UTE BAUER-SCHRÖTER

„Ich suche nicht, ich finde!“

Dieser Bekannte Satz von Pablo Picasso könnte als Leitmotiv vieler Künstler gelten. Kunst befindet sich heute in einer Phase der grenzenlosen Freiheit und zugleich des grenzenlosen Experimentierens. Viele Künstler nehmen Abstand von bestimmten Motiven und gegenständlichen Themen und lassen dafür ihrer Phantasie auf der Leinwand freien Lauf. Sie frönen einer ungehemmten Mal-Lust im Umgang mit den Materialien der Malerei. Bei dieser Art von künstlerischem Vorgehen würde auch ein verborgenes Motiv nur stören. Hier zählt nur das Experiment, der Zufall, das Ausleben der Farben, das absichtslose Kritzeln und Krakeln, der Umgang mit den vielfältigen Maltechniken, die die Geschichte der Malerei bisher erfunden hat. Man denkt vielleicht an dieser Stelle an die Bilder von Cy Twombley, der wie kaum ein anderer zeitgenössischer Künstler dem Zufall in der Kunst Tür und Tor geöffnet hat und dabei doch erstklassige Werke zustande brachte.

Die Arbeiten von Ute Bauer-Schröter zeigen ebenfalls die ganze Vielfalt eines künstlerischen Experiments, das sich auf der Grundlage der Collage entfaltet hat. Die Künstlerin bedient sich dabei eines quasi archäologischen Verfahrens. In ihren meist in Acryl gemalten Bildern trägt sie immer wieder neue Farbschichten auf und arbeitet dann verschiedene Papiere ein. Die Papiere werden übermalt, wieder entfernt, neu eingesetzt und wieder übermalt. Der Malvorgang gleicht in der Tat einem Prozess des Ausgrabens der Malschichten. Es wird etwas freigelegt, das vorher so noch nicht zu sehen war. Verschüttetes und Vergangenes kommen wieder zu Tage. „Man sucht, man entdeckt, man findet, man setzt Fragmente frei“, so die Künstlerin in einem ihrer eigenen Statements.
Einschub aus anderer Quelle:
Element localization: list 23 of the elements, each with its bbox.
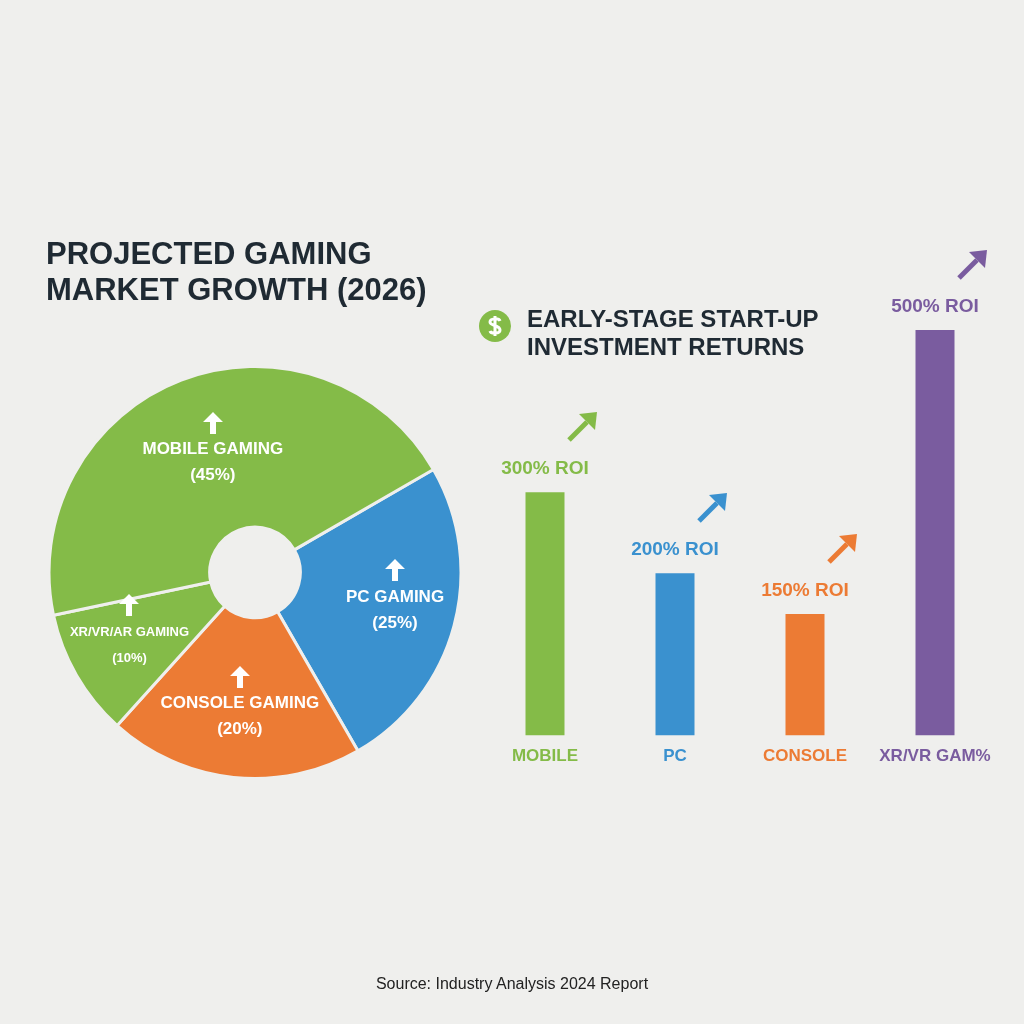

Sie beschäftigt sich häufig mit landschaftlichen Bildern. Doch schon beim Aussprechen des Begriffs Landschaft zögert man wieder: es sind zumindest keine erkennbaren bekannten Landschaftsformationen, auch wenn diese vielleicht in der Erinnerung der Künstlerin zur Vorlage, zum Impuls wurden. Das Neue daran ist die bereits beschriebene Gestaltungsweise der Künstlerin. Die Gebirgszüge, so realistisch sie auf manchen dieser Bilder wirken, sind aus Seidenpapier oder anderen Papieren auf die Leinwand collagiert und in einem komplizierten Prozess bearbeitet und übermalt worden. Diese feinfühlig und variationsreich angewandte Maltechnik unterscheidet die Arbeiten der Künstlerin von allem, was in diesem Genre bereits zu sehen war.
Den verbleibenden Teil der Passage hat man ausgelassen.